The proctodæum is formed considerably later than the stomodæum. It is a comparatively shallow involution, which forms the rectum of the adult. It is dilated at its extremity, and two Malpighian vessels early grow out from it.

The mesenteron is formed in the interior of the yolk. Its walls are derived from the cellular elements of the yolk, and the first section to be formed is the hinder extremity, which appears as a short tube ending blindly behind in contact with the proctodæum, and open to the yolk in front. The later history of the mesenteron has not been followed, but it undoubtedly includes the whole of the abdominal section of the alimentary canal of the adult, except the rectum, and probably also the thoracic section. The later history of the yolk which encloses the mesenteron has not been satisfactorily studied, though it no doubt gives rise to the hepatic tubes, and probably also to the thoracic diverticula of the alimentary tract.

The general history of the alimentary tract in Scorpio is much the same as in Spiders. The hypoblast, the origin of which as mentioned above is somewhat uncertain, first appears on the ventral side and gradually spreads so as to envelop the yolk, and form the wall of the mesenteron, from which the liver is formed as a pair of lateral outgrowths. The proctodæum and stomodæum are both short, especially the former (vide [fig. 207]).

Summary and general conclusions.

The embryonic forms of Scorpio and Spiders are very similar, but in spite of the general similarity of Chelifer to Scorpio, the embryo of the former differs far more from that of Scorpio than the latter does from Spiders.

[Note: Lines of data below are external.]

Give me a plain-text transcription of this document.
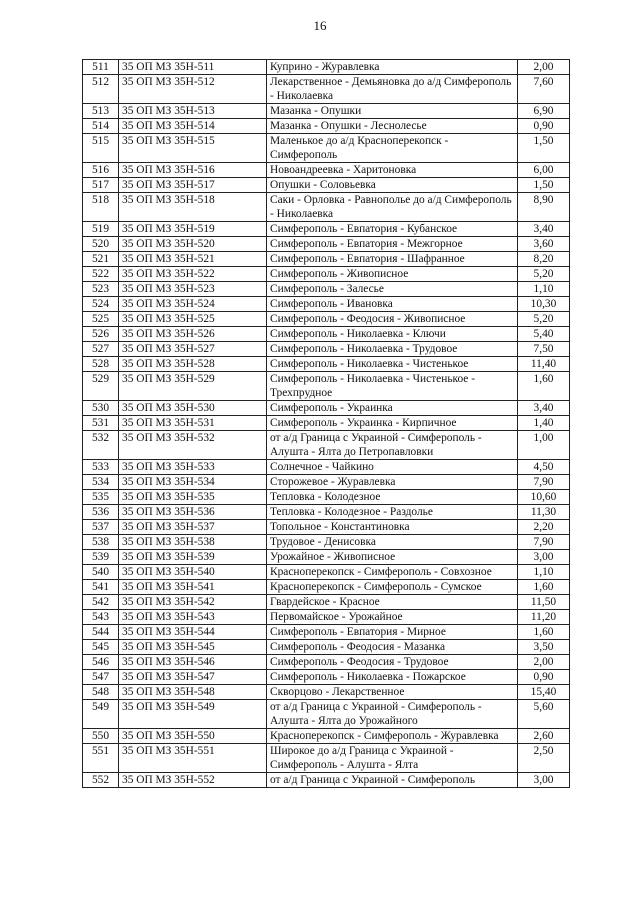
16
511	35 ОП МЗ 35Н-511	Куприно - Журавлевка	2,00
512	35 ОП МЗ 35Н-512	Лекарственное - Демьяновка до а/д Симферополь - Николаевка	7,60
513	35 ОП МЗ 35Н-513	Мазанка - Опушки	6,90
514	35 ОП МЗ 35Н-514	Мазанка - Опушки - Леснолесье	0,90
515	35 ОП МЗ 35Н-515	Маленькое до а/д Красноперекопск - Симферополь	1,50
516	35 ОП МЗ 35Н-516	Новоандреевка - Харитоновка	6,00
517	35 ОП МЗ 35Н-517	Опушки - Соловьевка	1,50
518	35 ОП МЗ 35Н-518	Саки - Орловка - Равнополье до а/д Симферополь - Николаевка	8,90
519	35 ОП МЗ 35Н-519	Симферополь - Евпатория - Кубанское	3,40
520	35 ОП МЗ 35Н-520	Симферополь - Евпатория - Межгорное	3,60
521	35 ОП МЗ 35Н-521	Симферополь - Евпатория - Шафранное	8,20
522	35 ОП МЗ 35Н-522	Симферополь - Живописное	5,20
523	35 ОП МЗ 35Н-523	Симферополь - Залесье	1,10
524	35 ОП МЗ 35Н-524	Симферополь - Ивановка	10,30
525	35 ОП МЗ 35Н-525	Симферополь - Феодосия - Живописное	5,20
526	35 ОП МЗ 35Н-526	Симферополь - Николаевка - Ключи	5,40
527	35 ОП МЗ 35Н-527	Симферополь - Николаевка - Трудовое	7,50
528	35 ОП МЗ 35Н-528	Симферополь - Николаевка - Чистенькое	11,40
529	35 ОП МЗ 35Н-529	Симферополь - Николаевка - Чистенькое - Трехпрудное	1,60
530	35 ОП МЗ 35Н-530	Симферополь - Украинка	3,40
531	35 ОП МЗ 35Н-531	Симферополь - Украинка - Кирпичное	1,40
532	35 ОП МЗ 35Н-532	от а/д Граница с Украиной - Симферополь - Алушта - Ялта до Петропавловки	1,00
533	35 ОП МЗ 35Н-533	Солнечное - Чайкино	4,50
534	35 ОП МЗ 35Н-534	Сторожевое - Журавлевка	7,90
535	35 ОП МЗ 35Н-535	Тепловка - Колодезное	10,60
536	35 ОП МЗ 35Н-536	Тепловка - Колодезное - Раздолье	11,30
537	35 ОП МЗ 35Н-537	Топольное - Константиновка	2,20
538	35 ОП МЗ 35Н-538	Трудовое - Денисовка	7,90
539	35 ОП МЗ 35Н-539	Урожайное - Живописное	3,00
540	35 ОП МЗ 35Н-540	Красноперекопск - Симферополь - Совхозное	1,10
541	35 ОП МЗ 35Н-541	Красноперекопск - Симферополь - Сумское	1,60
542	35 ОП МЗ 35Н-542	Гвардейское - Красное	11,50
543	35 ОП МЗ 35Н-543	Первомайское - Урожайное	11,20
544	35 ОП МЗ 35Н-544	Симферополь - Евпатория - Мирное	1,60
545	35 ОП МЗ 35Н-545	Симферополь - Феодосия - Мазанка	3,50
546	35 ОП МЗ 35Н-546	Симферополь - Феодосия - Трудовое	2,00
547	35 ОП МЗ 35Н-547	Симферополь - Николаевка - Пожарское	0,90
548	35 ОП МЗ 35Н-548	Скворцово - Лекарственное	15,40
549	35 ОП МЗ 35Н-549	от а/д Граница с Украиной - Симферополь - Алушта - Ялта до Урожайного	5,60
550	35 ОП МЗ 35Н-550	Красноперекопск - Симферополь - Журавлевка	2,60
551	35 ОП МЗ 35Н-551	Широкое до а/д Граница с Украиной - Симферополь - Алушта - Ялта	2,50
552	35 ОП МЗ 35Н-552	от а/д Граница с Украиной - Симферополь	3,00
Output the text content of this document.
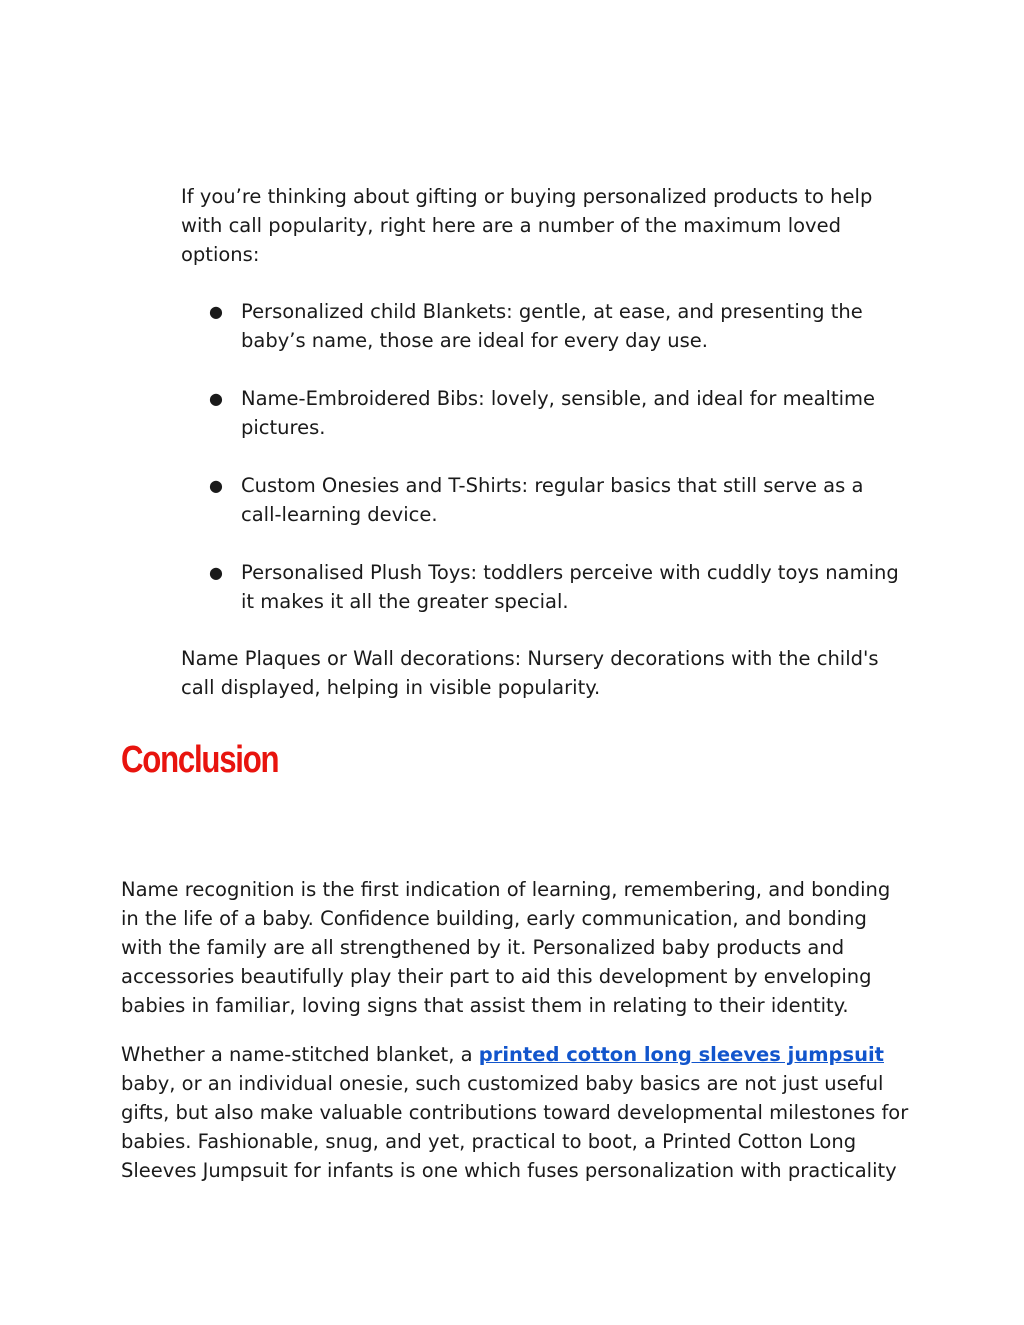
If you’re thinking about gifting or buying personalized products to help with call popularity, right here are a number of the maximum loved options:

● Personalized child Blankets: gentle, at ease, and presenting the baby’s name, those are ideal for every day use.
● Name-Embroidered Bibs: lovely, sensible, and ideal for mealtime pictures.
● Custom Onesies and T-Shirts: regular basics that still serve as a call-learning device.
● Personalised Plush Toys: toddlers perceive with cuddly toys naming it makes it all the greater special.

Name Plaques or Wall decorations: Nursery decorations with the child's call displayed, helping in visible popularity.

Conclusion

Name recognition is the first indication of learning, remembering, and bonding in the life of a baby. Confidence building, early communication, and bonding with the family are all strengthened by it. Personalized baby products and accessories beautifully play their part to aid this development by enveloping babies in familiar, loving signs that assist them in relating to their identity.

Whether a name-stitched blanket, a printed cotton long sleeves jumpsuit baby, or an individual onesie, such customized baby basics are not just useful gifts, but also make valuable contributions toward developmental milestones for babies. Fashionable, snug, and yet, practical to boot, a Printed Cotton Long Sleeves Jumpsuit for infants is one which fuses personalization with practicality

This peculiarity is probably to be explained by the early period at which Chelifer is hatched; and though a more thorough investigation of this interesting form is much to be desired, it does not seem probable that its larva is a primitive type.

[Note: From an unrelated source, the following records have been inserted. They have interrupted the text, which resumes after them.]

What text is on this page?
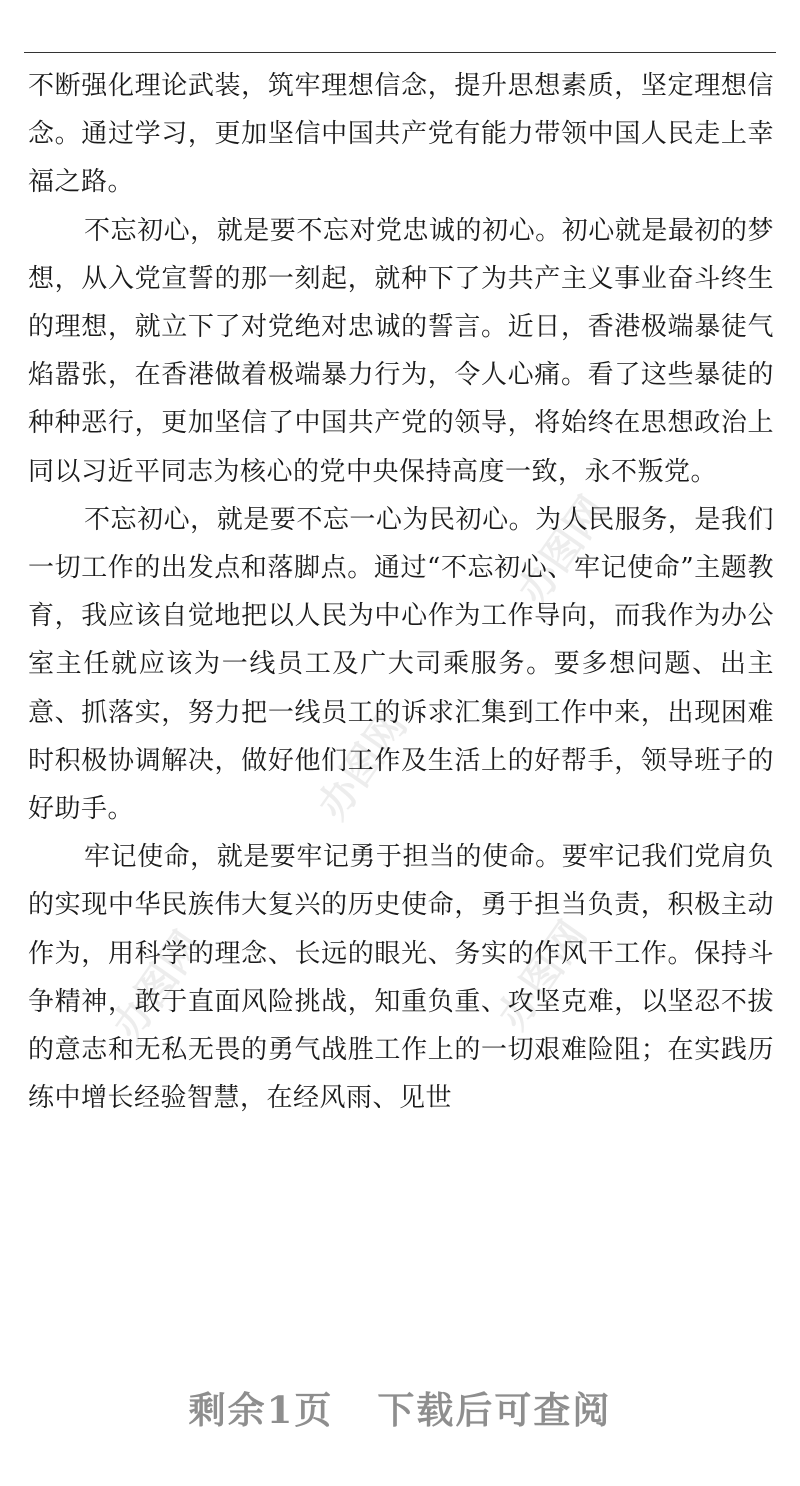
不断强化理论武装，筑牢理想信念，提升思想素质，坚定理想信念。通过学习，更加坚信中国共产党有能力带领中国人民走上幸福之路。

不忘初心，就是要不忘对党忠诚的初心。初心就是最初的梦想，从入党宣誓的那一刻起，就种下了为共产主义事业奋斗终生的理想，就立下了对党绝对忠诚的誓言。近日，香港极端暴徒气焰嚣张，在香港做着极端暴力行为，令人心痛。看了这些暴徒的种种恶行，更加坚信了中国共产党的领导，将始终在思想政治上同以习近平同志为核心的党中央保持高度一致，永不叛党。

不忘初心，就是要不忘一心为民初心。为人民服务，是我们一切工作的出发点和落脚点。通过“不忘初心、牢记使命”主题教育，我应该自觉地把以人民为中心作为工作导向，而我作为办公室主任就应该为一线员工及广大司乘服务。要多想问题、出主意、抓落实，努力把一线员工的诉求汇集到工作中来，出现困难时积极协调解决，做好他们工作及生活上的好帮手，领导班子的好助手。

牢记使命，就是要牢记勇于担当的使命。要牢记我们党肩负的实现中华民族伟大复兴的历史使命，勇于担当负责，积极主动作为，用科学的理念、长远的眼光、务实的作风干工作。保持斗争精神，敢于直面风险挑战，知重负重、攻坚克难，以坚忍不拔的意志和无私无畏的勇气战胜工作上的一切艰难险阻；在实践历练中增长经验智慧，在经风雨、见世

办图网
办图网
办图网	办图网
剩余1页 下载后可查阅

The larvæ of the Acarina with their peculiar ecdyses are to be regarded as much modified larval forms. It is not however easy to assign a meaning to the hexapodous stage through which they generally pass.

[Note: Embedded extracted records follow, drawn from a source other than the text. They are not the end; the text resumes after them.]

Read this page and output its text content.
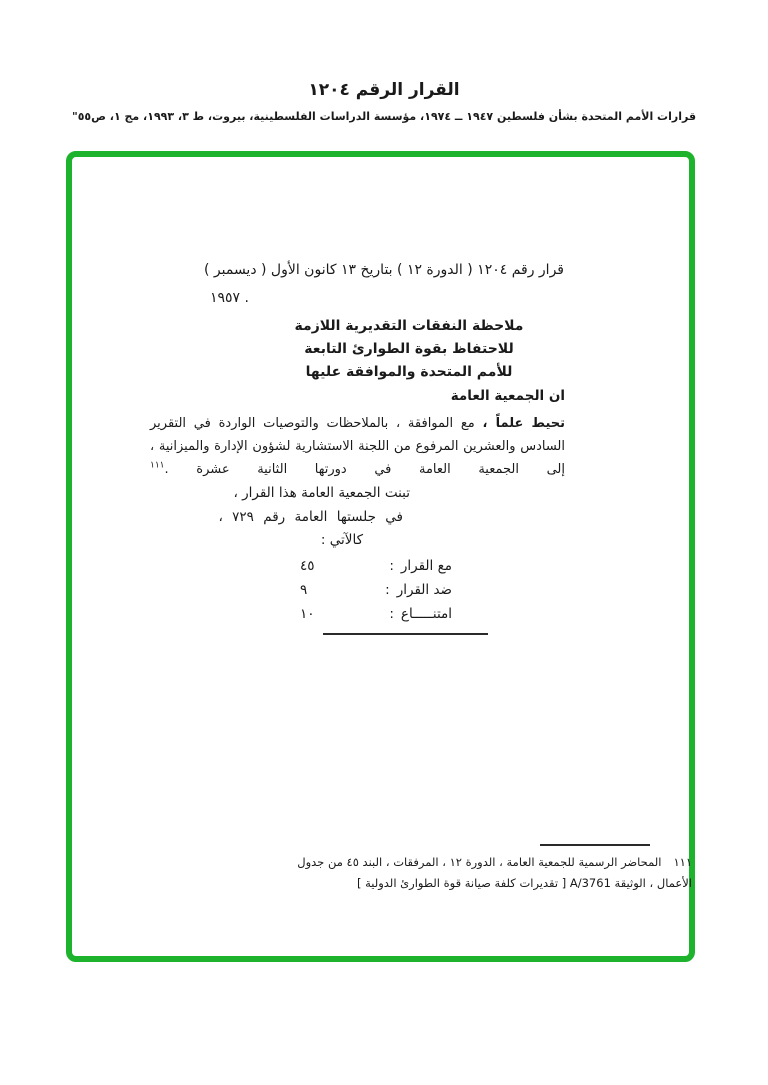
القرار الرقم ١٢٠٤
قرارات الأمم المتحدة بشأن فلسطين ١٩٤٧ ــ ١٩٧٤، مؤسسة الدراسات الفلسطينية، بيروت، ط ٣، ١٩٩٣، مج ١، ص٥٥"
قرار رقم ١٢٠٤ ( الدورة ١٢ ) بتاريخ ١٣ كانون الأول ( ديسمبر )
١٩٥٧ .
ملاحظة النفقات التقديرية اللازمة
للاحتفاظ بقوة الطوارئ التابعة
للأمم المتحدة والموافقة عليها
ان الجمعية العامة
تحيط علماً ، مع الموافقة ، بالملاحظات والتوصيات الواردة في التقرير السادس والعشرين المرفوع من اللجنة الاستشارية لشؤون الإدارة والميزانية ، إلى الجمعية العامة في دورتها الثانية عشرة .$^{١١١}$
تبنت الجمعية العامة هذا القرار ،
في جلستها العامة رقم ٧٢٩ ،
كالآتي :
مع القرار
:
٤٥
ضد القرار
:
٩
امتنـــــاع
:
١٠
١١١
المحاضر الرسمية للجمعية العامة ، الدورة ١٢ ، المرفقات ، البند ٤٥ من جدول
الأعمال ، الوثيقة A/3761 [ تقديرات كلفة صيانة قوة الطوارئ الدولية ]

With reference to the segments and appendages, some interesting points are brought out by the embryological study of these forms.

The maximum number of segments is present in the Scorpion, in which nineteen segments (not including the præ-oral lobes, but including the telson) are developed. Of these the first twelve segments have traces of appendages, but the appendages of the six last of these (unless the pecten is an appendage) atrophy. In Spiders there are indications in the embryo of sixteen segments and in all the Arachnida, except the Acarina, at the least four segments bear appendages in the embryo which are without them in the adult. The morphological bearings of this fact are obvious.

It deserves to be noted that, in both Scorpio and the Spider, the cheliceræ are borne in the embryo by the first post-oral segment, and provided with a distinct ganglion, so that they cannot correspond (as they are usually supposed to do) with the antennæ of Insects, which are always developed on the præ-oral lobes, and never supplied by an independent ganglion.

The cheliceræ would seem probably to correspond with the mandibles of Insects, and the antennæ to be absent. In favour of this view is the fact that the embryonic ganglion of the mandibles of Insects is stated (cf. Lepidoptera, Hatschek, p. [340]) to become, like the ganglion of the cheliceræ, converted into part of the œsophageal commissure.